Tailoring the shell structures in core-shell metal nanostructures for improved catalytic reduction of nitroaromatics

Core-shell metal nanostructures have garnered significant attention from researchers worldwide in recent years due to their size- and shape-dependent properties, which arise from the synergistic effects between the core and shell. These properties are particularly valuable for applications in catalysis. This review focuses on recent advancements in the synthesis of various metal shell layers on cores of different sizes and shapes for the catalytic reduction of nitroaromatics. Initially, recent contributions to the synthesis of diverse bimetallic nanostructures, including hollow, crown-jewel, alloy, and core-shell architectures are summarized. Subsequently, the influence of tailoring metal shells, including monolayer, bilayer, and alloy layer metal shells on core metals, on the catalytic activity of nitroaromatics is discussed.
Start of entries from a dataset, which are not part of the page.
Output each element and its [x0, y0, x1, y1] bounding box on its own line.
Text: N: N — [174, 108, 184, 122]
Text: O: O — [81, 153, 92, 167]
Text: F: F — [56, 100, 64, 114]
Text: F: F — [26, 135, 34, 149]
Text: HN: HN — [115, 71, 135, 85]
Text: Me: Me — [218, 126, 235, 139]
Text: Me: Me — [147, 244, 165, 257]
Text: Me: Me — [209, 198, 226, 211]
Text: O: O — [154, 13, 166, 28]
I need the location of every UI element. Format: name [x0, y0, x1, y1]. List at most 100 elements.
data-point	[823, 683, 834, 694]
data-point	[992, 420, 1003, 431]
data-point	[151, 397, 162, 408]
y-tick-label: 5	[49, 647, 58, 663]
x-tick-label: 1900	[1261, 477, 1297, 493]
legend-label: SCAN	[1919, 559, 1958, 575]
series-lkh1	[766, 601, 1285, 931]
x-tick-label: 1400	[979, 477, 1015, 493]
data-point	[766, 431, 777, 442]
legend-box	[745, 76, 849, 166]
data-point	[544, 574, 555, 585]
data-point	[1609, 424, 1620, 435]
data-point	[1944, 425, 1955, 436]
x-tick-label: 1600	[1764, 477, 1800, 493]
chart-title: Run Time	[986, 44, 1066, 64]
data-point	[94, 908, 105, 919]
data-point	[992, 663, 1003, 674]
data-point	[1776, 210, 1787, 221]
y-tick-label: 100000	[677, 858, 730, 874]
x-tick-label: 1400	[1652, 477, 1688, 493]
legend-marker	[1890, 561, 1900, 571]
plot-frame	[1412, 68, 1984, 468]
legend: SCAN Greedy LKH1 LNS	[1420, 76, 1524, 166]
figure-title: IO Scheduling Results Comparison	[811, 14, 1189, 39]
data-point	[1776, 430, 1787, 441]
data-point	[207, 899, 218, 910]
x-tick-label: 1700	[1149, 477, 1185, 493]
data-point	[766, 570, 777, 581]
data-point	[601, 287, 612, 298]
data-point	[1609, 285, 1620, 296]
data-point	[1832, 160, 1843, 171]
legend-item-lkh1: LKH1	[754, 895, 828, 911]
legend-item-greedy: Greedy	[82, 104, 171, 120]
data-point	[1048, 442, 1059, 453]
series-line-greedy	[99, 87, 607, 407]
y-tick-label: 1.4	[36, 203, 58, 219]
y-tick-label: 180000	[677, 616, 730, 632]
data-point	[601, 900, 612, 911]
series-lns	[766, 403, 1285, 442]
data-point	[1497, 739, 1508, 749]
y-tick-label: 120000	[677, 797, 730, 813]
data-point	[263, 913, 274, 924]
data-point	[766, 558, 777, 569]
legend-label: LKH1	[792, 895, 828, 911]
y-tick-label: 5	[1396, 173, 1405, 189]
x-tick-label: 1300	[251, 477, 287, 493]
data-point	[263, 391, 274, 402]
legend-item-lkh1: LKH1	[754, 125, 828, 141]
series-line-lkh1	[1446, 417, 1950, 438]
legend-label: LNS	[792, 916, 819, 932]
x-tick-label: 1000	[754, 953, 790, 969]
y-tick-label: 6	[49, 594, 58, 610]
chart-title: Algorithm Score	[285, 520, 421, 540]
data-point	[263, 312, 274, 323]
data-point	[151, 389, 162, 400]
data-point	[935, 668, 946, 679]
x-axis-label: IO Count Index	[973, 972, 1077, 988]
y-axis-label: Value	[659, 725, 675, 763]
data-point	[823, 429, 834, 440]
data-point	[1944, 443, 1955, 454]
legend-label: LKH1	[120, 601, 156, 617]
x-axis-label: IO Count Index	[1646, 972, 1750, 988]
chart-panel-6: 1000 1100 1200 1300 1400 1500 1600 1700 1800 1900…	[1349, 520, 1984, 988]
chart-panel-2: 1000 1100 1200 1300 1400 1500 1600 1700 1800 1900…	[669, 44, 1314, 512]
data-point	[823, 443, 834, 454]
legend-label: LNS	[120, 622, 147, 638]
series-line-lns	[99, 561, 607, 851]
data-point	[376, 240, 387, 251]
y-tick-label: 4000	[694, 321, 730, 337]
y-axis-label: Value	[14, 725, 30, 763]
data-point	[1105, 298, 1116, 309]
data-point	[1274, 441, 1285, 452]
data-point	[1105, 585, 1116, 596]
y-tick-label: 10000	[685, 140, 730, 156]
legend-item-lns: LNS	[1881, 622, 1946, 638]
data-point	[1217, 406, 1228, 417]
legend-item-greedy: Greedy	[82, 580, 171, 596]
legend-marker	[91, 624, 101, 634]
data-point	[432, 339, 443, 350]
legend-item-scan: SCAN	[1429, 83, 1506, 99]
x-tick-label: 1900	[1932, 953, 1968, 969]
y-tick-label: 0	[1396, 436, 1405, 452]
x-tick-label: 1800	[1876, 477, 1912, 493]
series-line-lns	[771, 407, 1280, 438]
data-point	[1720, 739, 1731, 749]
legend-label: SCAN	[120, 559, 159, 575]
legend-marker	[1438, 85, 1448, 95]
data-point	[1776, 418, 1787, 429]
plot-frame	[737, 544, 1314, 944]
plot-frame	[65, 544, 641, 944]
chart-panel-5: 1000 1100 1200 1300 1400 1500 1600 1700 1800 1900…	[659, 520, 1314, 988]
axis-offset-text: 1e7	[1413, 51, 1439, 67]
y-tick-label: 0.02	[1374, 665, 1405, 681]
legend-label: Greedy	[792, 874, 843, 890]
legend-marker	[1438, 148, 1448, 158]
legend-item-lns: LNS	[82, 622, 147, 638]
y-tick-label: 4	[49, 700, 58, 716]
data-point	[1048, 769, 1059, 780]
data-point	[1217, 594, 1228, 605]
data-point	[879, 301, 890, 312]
This review highlights significant progress in the design and synthesis of various nanostructures and compositions through precise control of nucleation and growth processes using specific synthetic methods. Moreover, the discussion focused on how the catalytic reduction of nitroaromatics is influenced by the synergistic effect when different layers of metal shells are applied to the core. Furthermore, the advantages and limitations associated with the synthesis of core-shell nanostructures are highlighted in each section. Finally, perspectives on future research directions for core-shell metal nanostructures are provided.